To restrict and secure SSH access, bind SSHD to a single IP that is different than the main IP to the server, and on a different port than port 22.
SSH into server and login as root user
Once logged in in command prompt type:
root@admin[]#pico /etc/ssh/sshd_config
Scroll down to the section of the file that looks like this:
Code:
#Port 22
#Protocol 2, 1
#ListenAddress 0.0.0.0
#ListenAddress ::
Uncomment and change
#Port 22
to look like
Port 5678 (choose your own 4 to 5 digit port number (49999 is the highest port number)
Uncomment and change
#Protocol 2, 1
to look like remove 1 from above line
Protocol 2
Uncomment and change
#ListenAddress 0.0.0.0
to look like as follows
ListenAddress 115.186.0.2 (use one of your own IP Addresses that has been assigned to your server,if you are not sure about your local machine ip then browse the URL http://whatismyip.com/)

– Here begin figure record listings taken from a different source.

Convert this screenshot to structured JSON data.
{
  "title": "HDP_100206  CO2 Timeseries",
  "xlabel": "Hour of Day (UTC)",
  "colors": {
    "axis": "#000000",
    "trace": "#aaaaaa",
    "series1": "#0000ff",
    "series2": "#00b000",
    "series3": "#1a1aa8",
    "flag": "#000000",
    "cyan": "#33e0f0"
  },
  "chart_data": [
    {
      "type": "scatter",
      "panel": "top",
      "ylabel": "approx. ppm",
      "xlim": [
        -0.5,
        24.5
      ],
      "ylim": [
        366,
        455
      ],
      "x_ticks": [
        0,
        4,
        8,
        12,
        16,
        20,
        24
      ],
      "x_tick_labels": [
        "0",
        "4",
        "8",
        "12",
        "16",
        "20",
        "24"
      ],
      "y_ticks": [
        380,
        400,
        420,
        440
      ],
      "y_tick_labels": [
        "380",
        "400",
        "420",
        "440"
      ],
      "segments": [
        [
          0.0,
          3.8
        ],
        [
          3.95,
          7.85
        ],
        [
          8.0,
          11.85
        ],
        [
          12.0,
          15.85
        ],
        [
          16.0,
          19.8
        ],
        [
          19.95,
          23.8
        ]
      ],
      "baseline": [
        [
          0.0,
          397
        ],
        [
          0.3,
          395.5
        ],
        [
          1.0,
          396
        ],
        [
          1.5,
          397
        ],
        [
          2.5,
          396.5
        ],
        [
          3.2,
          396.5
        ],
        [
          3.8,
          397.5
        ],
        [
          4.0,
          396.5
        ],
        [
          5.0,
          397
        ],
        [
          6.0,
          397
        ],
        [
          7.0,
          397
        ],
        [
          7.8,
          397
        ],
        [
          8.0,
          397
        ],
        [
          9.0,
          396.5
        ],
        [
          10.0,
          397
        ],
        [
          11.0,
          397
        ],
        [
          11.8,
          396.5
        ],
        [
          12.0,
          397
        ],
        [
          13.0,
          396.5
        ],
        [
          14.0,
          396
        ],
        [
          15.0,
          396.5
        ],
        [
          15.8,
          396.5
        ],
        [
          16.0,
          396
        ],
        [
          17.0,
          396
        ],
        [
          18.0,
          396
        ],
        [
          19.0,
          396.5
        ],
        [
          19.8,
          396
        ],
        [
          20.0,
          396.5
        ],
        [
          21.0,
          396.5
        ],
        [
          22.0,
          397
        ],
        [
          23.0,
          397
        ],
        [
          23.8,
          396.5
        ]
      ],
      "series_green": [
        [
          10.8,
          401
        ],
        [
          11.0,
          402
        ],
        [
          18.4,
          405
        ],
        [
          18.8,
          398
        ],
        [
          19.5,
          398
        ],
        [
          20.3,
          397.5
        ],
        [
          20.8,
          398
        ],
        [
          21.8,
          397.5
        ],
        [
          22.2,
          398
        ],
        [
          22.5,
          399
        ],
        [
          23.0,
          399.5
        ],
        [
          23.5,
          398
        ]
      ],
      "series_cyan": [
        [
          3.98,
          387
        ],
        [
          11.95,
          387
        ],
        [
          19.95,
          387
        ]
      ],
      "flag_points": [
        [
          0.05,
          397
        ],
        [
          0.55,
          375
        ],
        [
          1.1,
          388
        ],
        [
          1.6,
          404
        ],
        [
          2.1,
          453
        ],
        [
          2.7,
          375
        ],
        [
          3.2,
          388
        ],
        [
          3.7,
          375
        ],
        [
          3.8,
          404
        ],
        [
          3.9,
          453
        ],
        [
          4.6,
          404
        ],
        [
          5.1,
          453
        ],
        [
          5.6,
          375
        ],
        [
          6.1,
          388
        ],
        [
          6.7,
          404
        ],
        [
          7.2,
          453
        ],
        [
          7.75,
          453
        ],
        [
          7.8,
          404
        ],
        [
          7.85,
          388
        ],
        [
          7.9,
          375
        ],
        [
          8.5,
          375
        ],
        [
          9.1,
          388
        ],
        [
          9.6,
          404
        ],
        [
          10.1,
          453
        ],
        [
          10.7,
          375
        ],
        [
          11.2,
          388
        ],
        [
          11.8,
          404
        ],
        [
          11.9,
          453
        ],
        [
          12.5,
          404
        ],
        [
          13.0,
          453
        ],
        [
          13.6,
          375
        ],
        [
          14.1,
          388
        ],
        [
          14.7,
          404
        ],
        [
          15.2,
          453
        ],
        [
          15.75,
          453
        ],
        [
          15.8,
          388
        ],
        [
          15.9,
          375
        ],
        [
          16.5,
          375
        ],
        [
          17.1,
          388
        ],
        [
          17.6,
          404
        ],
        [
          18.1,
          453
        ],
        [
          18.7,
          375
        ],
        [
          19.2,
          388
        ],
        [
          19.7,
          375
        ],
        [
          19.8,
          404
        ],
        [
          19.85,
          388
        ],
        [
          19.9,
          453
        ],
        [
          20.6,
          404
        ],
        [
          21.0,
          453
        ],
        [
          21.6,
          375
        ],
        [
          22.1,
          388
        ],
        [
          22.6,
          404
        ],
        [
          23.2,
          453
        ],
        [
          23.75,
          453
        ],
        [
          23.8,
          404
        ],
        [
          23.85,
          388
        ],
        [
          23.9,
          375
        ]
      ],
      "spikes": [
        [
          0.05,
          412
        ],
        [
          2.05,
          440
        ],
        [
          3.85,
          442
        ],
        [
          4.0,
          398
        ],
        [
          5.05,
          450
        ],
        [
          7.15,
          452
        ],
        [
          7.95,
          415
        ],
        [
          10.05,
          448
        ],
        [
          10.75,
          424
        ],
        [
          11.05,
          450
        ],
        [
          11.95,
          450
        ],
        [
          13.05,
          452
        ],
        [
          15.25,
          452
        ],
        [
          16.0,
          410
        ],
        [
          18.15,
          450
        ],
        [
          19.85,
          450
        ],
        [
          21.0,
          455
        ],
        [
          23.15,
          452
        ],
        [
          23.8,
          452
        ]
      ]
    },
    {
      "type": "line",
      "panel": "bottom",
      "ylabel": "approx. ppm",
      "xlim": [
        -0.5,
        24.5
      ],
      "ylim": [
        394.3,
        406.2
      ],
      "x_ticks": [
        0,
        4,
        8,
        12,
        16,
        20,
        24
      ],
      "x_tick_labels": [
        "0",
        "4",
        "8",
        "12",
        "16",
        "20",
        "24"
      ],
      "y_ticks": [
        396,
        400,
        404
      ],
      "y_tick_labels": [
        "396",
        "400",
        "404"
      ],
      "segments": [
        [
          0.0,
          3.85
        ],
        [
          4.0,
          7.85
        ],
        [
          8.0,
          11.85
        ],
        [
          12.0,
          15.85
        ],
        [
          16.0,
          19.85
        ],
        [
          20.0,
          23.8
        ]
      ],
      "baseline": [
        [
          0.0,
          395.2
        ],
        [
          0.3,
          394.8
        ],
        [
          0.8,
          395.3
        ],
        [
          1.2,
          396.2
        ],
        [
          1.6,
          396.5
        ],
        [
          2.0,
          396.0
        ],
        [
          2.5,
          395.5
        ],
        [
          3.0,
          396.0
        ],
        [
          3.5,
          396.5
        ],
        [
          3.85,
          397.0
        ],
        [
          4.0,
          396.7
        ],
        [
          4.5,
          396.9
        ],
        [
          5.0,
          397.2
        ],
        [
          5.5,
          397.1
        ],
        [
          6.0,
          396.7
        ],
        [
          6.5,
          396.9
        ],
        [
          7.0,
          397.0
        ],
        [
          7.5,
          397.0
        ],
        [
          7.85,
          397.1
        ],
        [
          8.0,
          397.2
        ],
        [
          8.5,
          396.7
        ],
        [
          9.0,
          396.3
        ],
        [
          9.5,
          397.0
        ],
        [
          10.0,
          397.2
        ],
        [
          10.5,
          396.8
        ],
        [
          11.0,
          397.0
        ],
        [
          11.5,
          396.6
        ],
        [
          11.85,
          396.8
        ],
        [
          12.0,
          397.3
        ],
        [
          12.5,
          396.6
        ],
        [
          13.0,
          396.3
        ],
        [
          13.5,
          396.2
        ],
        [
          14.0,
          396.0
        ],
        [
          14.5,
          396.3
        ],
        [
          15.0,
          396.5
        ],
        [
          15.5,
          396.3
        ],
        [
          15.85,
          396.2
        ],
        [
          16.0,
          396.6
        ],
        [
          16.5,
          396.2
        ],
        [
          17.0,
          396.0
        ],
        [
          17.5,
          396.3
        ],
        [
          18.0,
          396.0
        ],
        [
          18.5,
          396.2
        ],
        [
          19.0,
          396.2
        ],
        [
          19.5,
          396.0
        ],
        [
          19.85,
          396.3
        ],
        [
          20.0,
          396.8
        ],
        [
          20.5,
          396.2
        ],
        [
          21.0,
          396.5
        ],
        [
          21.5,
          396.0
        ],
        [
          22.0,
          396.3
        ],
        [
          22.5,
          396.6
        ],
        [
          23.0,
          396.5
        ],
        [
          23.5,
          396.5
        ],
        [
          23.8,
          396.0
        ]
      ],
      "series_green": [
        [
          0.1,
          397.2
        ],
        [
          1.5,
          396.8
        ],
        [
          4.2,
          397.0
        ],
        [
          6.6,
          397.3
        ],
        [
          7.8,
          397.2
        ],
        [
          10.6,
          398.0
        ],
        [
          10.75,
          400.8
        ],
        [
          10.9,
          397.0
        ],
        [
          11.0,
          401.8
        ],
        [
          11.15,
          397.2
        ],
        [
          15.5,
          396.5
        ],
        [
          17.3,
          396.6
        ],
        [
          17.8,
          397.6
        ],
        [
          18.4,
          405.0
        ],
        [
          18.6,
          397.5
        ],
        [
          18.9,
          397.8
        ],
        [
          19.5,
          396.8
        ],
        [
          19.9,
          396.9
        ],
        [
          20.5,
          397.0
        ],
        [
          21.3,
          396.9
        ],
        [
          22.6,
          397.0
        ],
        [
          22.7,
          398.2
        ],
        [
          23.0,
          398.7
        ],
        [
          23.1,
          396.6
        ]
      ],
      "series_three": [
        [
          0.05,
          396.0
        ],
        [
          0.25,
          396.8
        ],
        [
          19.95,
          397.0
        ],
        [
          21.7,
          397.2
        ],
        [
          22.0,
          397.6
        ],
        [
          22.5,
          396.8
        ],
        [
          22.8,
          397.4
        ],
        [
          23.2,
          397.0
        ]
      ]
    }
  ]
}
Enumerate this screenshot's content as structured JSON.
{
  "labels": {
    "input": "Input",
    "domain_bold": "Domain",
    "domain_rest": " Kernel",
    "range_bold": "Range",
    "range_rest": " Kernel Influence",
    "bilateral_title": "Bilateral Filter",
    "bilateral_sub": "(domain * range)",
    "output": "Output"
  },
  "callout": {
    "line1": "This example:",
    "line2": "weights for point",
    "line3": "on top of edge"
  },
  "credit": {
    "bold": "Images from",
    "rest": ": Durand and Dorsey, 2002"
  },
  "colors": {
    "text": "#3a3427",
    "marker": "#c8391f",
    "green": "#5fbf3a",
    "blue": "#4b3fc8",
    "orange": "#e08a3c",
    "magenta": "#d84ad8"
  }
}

Note 1: If you would like to disable direct Root Login, scroll down until you find
#PermitRootLogin yes
and uncomment it and make it look like
PermitRootLogin no
Save by pressing Ctrl o on your keyboard, and then exit by pressing Ctrl x on your keyboard.
Once file save restart SSHD service
root@admin[]# /etc/rc.d/init.d/sshd restart
Do not Logout from current SSH first try to connect Server from duplicate session , and then re-login to SSH using the new IP or nameserver, and the new port.